When a USB device is plugged into the system, the USB bus driver is notified. The bus driver sends a standard USB request (USB_DEVICE_DESCRIPTOR) to the device. With this the device reports its name and type. (bDeviceClass/bDeviceSubClass/bDeviceProtocol).

With this information, Windows creates an device entry in the system. This the Hardware-ID. The system now tries to find either a generic driver which can handle the device (HID/UVC) or a driver which specifically registered itself to support this Hardware-ID.

To register a driver as the handler for a specific device, you have to install the driver into the system, or you must supply Microsoft with one, which they can provide on their servers.

Christopher
What general way you give a copy to Microsoft (as in what's their term for it called)?
Will
WHQL. And no, this is not the first step.
Christopher
Understood :) .
Will
+1  A: 

For OS X:

Well I imagine the first part is similar to Windows.
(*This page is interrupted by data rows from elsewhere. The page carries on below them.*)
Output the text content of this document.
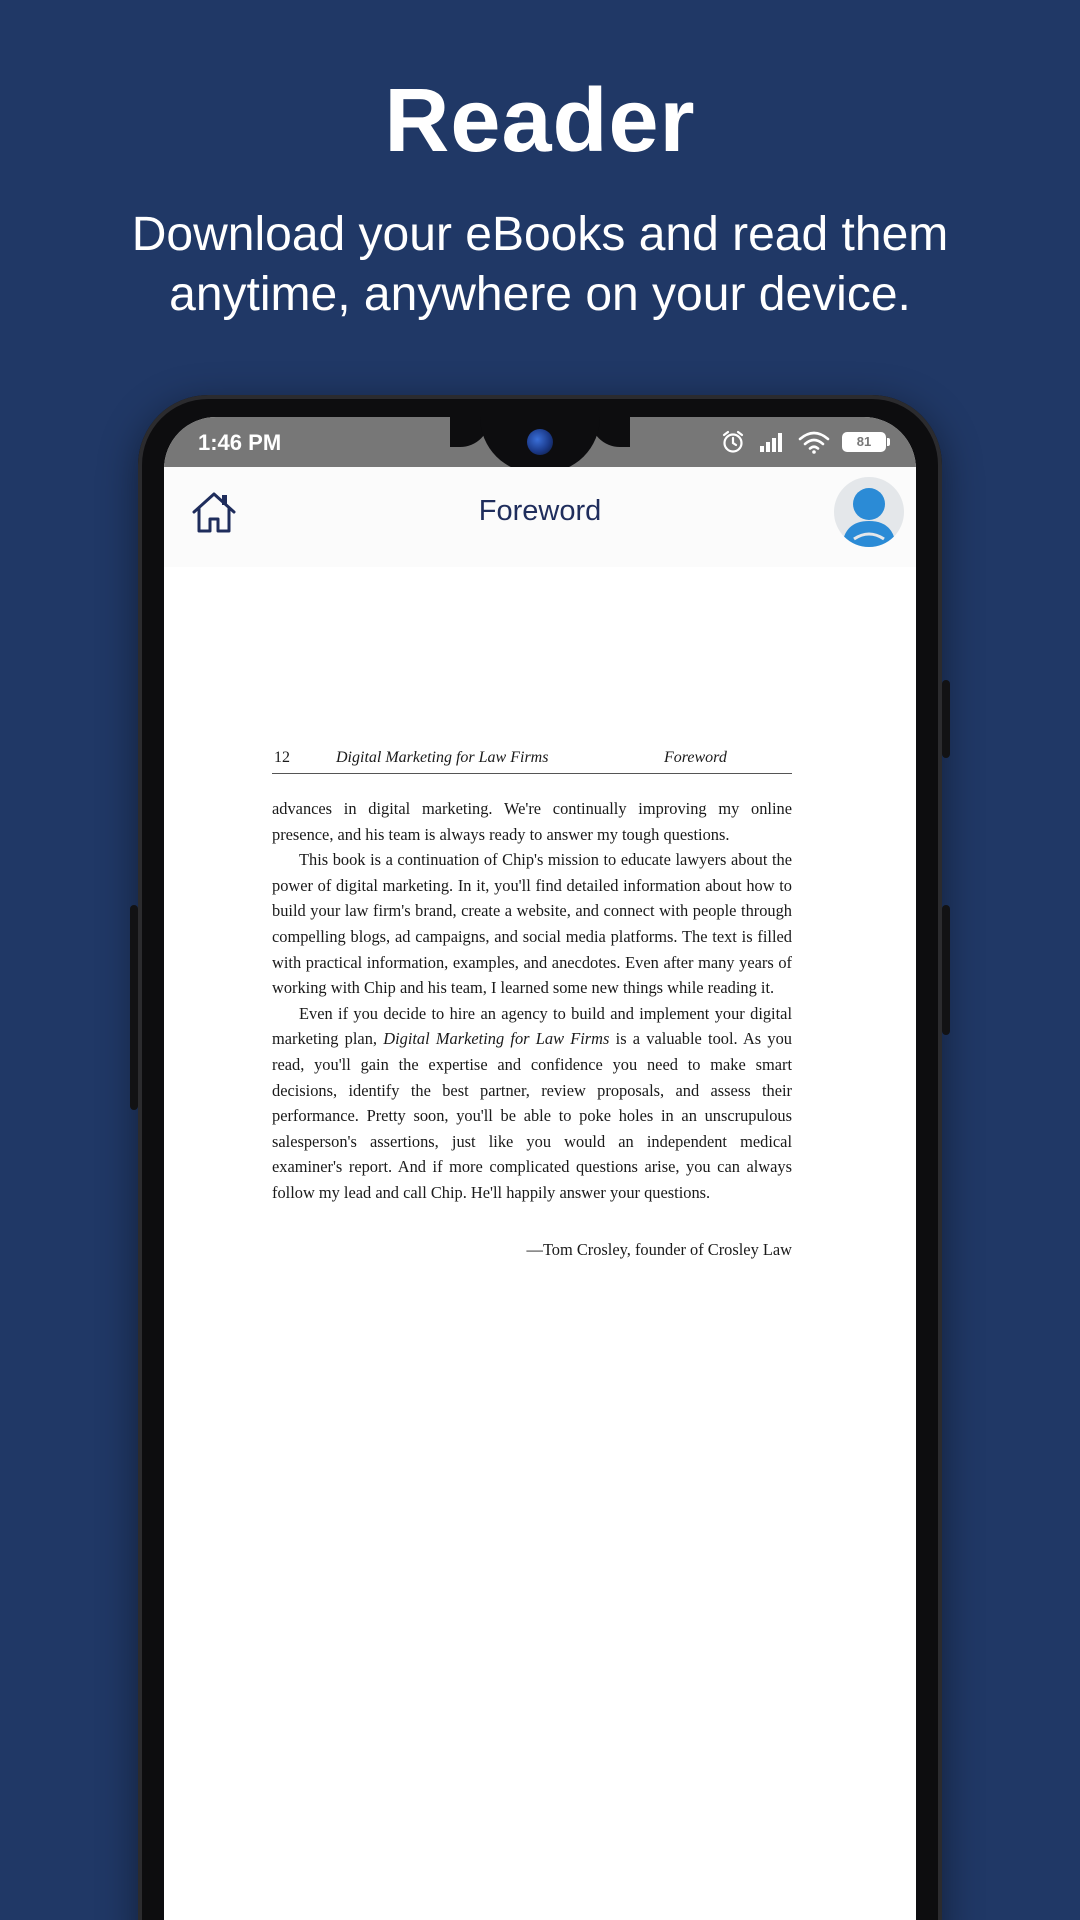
Reader
Download your eBooks and read them
anytime, anywhere on your device.
1:46 PM	81
Foreword
12	Digital Marketing for Law Firms	Foreword

advances in digital marketing. We're continually improving my online presence, and his team is always ready to answer my tough questions.

This book is a continuation of Chip's mission to educate lawyers about the power of digital marketing. In it, you'll find detailed information about how to build your law firm's brand, create a website, and connect with people through compelling blogs, ad campaigns, and social media platforms. The text is filled with practical information, examples, and anecdotes. Even after many years of working with Chip and his team, I learned some new things while reading it.

Even if you decide to hire an agency to build and implement your digital marketing plan, Digital Marketing for Law Firms is a valuable tool. As you read, you'll gain the expertise and confidence you need to make smart decisions, identify the best partner, review proposals, and assess their performance. Pretty soon, you'll be able to poke holes in an unscrupulous salesperson's assertions, just like you would an independent medical examiner's report. And if more complicated questions arise, you can always follow my lead and call Chip. He'll happily answer your questions.

—Tom Crosley, founder of Crosley Law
However, the driver (or rather the driver stack) is selected by a process known as driver matching. Each driver comes bundled with a special XML dictionary file which describes the device(s) that the driver is for.

One of the keys in the dictionary is the IOProviderClass key which tells the operating system roughly what family of devices the driver is for. Drivers that have been loaded can provide "nubs" which are interfaces that other drivers can attach to. Which drivers try to attach to nubs is determined by the IOProviderClass key.

So, for instance, when you plug a USB drive into your Mac, the already loaded USB controller driver detects this and provides a nub for the device. A low level USB driver is selected by driver matching - checking the key/values in the dictionary against values obtained from the device e.g. vendor id, device type etc and a score is derived for each driver of the right IO provider class. The one with the highest score is attached to the nub.

This new driver might itself provide nubs for other drivers to attach to. For example, connecting a USB disk drive will cause the USB stack to create a nub for a SCSI block device driver to attach to. Normally, that will cause Apple's standard SCSI block device driver to be loaded which will in turn provide nubs for BSD drivers (one per partition) which in turn create the BSD device node in the dev file system.

If you want your driver selected above others, all you need to do is add key value pairs for the device your driver is for which cause your driver to get a really high score. Usually it's enough to just put keys in for your vendor id/model. However, I think you can override the matching method (device drivers are written in a restricted set of C++) to give your driver a really high score.

That's a high level view. However, it is a number of years since I did any of this, so make sure you read the current Apple docs.

JeremyP
Sorry I can't accept *two* answers
Will
@Will: no problem. I enjoyed reminiscing about my device driver days, anyway.